Master of Artificial Intelligence
Computer Vision
Course Code
- MAICOVI6
Credits
- 6 EC
Time Period
- Semester 1, block 1 and 2
Objectives
Students will develop insights and gain practical experience in the theory, methods, and algorithms for advanced computer vision techniques.
Contents
The field of computer vision is by impact one of the most forefront fields of AI. Computer vision has matured to a degree that many applications have become possible or nearly are possible. In this course, computer vision is seen as an enterprise that uses statistical methods to disentangle image data using models constructed from geometry, physics, and machine learning. The course aspires a thorough understanding of many of the current techniques, aiming at a broad basis, and extending to state of the art methods. Topics range from basic edge detection, image representation, texture analysis, (photometric) stereo, and multiple view geometry, to sophisticated techniques of model based vision, material recognition, tracking, object detection, and scene classification. To appreciate the nowadays possibilities, practical experience will be gained with some state-of-the-art techniques.
Format
- Reading, discussing, and presenting of the book chapters (Reading group format)
- Lab exercises in Matlab
- Evaluation and poster presentation of a state-of-the-art research paper
Study materials
- Forsyth and Ponce, Computer Vision: a modern approach, Prentice Hall.
Assessment
- Examination and practical assignments.
Profile Project AI - Intelligent Systems
Course Code
- MAIPPIS6
Credits
- 6 EC
Time Period
- Semester 2, block 3
Objectives
Project-based research.
Contents
The project includes an in-depth study on the different topics, which were educated during the various courses, and to put them into practice.
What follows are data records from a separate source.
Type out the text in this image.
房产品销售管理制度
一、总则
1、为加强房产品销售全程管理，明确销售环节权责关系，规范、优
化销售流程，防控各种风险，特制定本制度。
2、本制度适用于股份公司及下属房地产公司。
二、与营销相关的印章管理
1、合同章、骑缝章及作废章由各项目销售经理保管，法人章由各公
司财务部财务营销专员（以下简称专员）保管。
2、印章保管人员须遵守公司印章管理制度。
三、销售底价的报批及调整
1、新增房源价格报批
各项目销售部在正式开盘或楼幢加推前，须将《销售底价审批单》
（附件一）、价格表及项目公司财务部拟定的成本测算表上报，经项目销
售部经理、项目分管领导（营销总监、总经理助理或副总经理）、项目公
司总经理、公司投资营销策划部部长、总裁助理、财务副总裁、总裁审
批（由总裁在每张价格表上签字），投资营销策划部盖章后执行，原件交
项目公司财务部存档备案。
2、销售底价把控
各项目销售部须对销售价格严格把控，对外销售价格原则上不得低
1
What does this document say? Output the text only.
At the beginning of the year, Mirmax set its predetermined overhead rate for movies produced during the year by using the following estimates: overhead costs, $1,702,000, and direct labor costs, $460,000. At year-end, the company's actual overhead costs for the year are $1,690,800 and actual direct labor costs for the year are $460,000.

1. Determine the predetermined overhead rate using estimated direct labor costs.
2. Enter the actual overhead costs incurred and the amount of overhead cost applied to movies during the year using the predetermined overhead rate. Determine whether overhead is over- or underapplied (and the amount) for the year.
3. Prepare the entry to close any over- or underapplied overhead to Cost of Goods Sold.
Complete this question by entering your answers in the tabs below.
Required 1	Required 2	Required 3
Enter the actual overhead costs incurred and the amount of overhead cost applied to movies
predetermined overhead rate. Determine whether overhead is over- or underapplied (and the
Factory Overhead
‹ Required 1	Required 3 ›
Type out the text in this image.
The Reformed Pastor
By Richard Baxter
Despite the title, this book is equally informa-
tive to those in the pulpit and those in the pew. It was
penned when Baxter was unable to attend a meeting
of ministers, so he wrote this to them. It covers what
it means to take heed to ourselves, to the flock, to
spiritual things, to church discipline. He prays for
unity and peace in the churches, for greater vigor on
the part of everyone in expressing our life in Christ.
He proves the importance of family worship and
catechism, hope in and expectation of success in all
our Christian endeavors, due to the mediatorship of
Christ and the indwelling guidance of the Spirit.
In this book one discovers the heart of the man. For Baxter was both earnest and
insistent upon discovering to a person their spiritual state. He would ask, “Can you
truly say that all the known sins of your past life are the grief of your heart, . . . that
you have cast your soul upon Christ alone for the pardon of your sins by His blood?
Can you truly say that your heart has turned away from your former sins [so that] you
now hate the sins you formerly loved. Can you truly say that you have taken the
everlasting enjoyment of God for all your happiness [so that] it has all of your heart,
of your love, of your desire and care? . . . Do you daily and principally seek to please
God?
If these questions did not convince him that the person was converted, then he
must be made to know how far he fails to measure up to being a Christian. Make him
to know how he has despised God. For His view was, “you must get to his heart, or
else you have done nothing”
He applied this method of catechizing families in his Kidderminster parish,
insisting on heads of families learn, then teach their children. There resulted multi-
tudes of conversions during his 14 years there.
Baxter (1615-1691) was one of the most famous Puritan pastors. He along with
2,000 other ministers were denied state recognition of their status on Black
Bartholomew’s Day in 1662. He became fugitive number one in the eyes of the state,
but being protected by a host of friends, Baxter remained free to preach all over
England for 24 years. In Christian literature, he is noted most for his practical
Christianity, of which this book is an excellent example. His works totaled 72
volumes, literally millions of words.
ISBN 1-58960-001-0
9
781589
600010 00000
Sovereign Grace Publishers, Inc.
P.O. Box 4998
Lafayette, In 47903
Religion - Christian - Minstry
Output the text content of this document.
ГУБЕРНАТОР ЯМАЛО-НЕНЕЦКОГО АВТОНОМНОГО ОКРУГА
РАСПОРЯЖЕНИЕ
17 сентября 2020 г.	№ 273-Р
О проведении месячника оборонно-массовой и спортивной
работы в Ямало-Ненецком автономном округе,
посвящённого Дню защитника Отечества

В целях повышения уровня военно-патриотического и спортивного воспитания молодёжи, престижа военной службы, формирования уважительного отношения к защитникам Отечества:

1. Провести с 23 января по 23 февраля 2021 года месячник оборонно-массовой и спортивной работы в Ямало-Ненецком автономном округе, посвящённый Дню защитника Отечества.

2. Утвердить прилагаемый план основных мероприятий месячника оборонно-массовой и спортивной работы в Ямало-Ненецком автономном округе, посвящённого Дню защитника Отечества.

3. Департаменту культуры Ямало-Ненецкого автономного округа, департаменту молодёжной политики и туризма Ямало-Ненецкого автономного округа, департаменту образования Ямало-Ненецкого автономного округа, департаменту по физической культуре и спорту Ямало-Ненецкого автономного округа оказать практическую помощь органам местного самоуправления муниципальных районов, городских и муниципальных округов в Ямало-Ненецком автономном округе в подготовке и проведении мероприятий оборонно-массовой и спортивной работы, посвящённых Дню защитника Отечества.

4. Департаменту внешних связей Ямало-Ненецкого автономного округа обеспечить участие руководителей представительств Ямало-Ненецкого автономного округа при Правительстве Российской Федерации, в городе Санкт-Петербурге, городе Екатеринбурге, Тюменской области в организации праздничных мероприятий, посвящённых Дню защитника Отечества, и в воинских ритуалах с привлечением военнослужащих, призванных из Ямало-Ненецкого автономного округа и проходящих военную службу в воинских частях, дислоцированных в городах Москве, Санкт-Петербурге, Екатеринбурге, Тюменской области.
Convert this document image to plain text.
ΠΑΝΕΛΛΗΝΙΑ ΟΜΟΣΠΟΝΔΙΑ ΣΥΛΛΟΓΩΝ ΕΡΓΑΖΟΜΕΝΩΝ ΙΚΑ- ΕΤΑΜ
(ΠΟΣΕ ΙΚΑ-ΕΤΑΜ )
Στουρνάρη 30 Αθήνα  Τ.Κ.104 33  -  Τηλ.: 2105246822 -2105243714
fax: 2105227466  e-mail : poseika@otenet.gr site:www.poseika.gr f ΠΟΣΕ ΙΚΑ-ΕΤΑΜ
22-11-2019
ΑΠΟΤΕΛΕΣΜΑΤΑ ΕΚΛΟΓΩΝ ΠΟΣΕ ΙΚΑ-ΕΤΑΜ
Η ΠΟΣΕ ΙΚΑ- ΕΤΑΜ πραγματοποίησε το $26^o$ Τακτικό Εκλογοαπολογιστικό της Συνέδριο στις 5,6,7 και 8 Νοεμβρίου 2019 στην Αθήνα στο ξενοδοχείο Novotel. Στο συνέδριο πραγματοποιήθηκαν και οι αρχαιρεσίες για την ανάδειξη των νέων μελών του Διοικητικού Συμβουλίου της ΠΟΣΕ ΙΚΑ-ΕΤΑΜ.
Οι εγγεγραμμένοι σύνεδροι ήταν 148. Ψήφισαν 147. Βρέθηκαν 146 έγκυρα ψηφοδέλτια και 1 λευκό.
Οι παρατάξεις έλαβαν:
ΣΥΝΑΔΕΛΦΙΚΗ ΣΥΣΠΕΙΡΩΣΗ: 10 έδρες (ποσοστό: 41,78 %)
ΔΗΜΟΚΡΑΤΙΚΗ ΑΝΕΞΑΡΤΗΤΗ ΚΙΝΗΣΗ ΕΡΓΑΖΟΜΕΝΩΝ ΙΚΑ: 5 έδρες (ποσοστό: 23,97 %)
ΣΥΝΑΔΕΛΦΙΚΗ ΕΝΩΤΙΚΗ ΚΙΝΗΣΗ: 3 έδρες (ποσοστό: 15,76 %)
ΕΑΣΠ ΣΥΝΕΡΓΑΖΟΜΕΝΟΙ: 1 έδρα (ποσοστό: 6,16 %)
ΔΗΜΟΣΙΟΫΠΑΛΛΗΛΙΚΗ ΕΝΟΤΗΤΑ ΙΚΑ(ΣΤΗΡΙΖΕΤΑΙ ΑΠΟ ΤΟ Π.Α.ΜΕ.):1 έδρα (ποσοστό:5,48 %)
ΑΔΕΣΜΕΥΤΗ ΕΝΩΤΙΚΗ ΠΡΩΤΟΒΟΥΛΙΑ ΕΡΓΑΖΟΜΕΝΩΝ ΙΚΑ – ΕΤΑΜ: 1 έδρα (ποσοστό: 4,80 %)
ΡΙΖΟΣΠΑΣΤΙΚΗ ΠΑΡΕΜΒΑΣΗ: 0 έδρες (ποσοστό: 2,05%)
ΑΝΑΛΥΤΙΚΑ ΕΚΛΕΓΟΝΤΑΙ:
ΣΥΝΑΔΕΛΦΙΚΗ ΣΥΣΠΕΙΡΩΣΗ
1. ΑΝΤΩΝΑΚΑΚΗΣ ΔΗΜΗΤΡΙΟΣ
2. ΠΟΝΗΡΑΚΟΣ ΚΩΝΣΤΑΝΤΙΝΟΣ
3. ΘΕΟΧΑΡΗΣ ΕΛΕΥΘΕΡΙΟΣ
First, the students will do a study on related literature. Then, computational methods are developed and implemented. Finally, a report is written and a presentation is given about the work. Each year a number of different topics will be discussed. The project is focused on the preparation of the students for their actual graduation work.
Format
- Project based research in groups
Study materials
- articles
Assessment
- Report and presentation.
Linear Algebra and Matlab
Course code
- MAILAML3
Credits
- 3 EC
Time Period
- Semester 1, block 1
Objectives
To acquire basic knowledge of Linear Algebra and MatLab.
Contents
This course provides the basics of vector and matrix calculus, aimed at application in the machine learning and computer vision courses. During the practicum students will be trained in Matlab.
Format
- Lectures
- Homework assignments
- Lab exercises in Matlab
Study materials
- Otto Bretscher, Linear Algebra with Applications.
Assessment
- Examination and practical assignments.
Remarks
- This course is intended to cope with deficiencies in elementary algebra skills.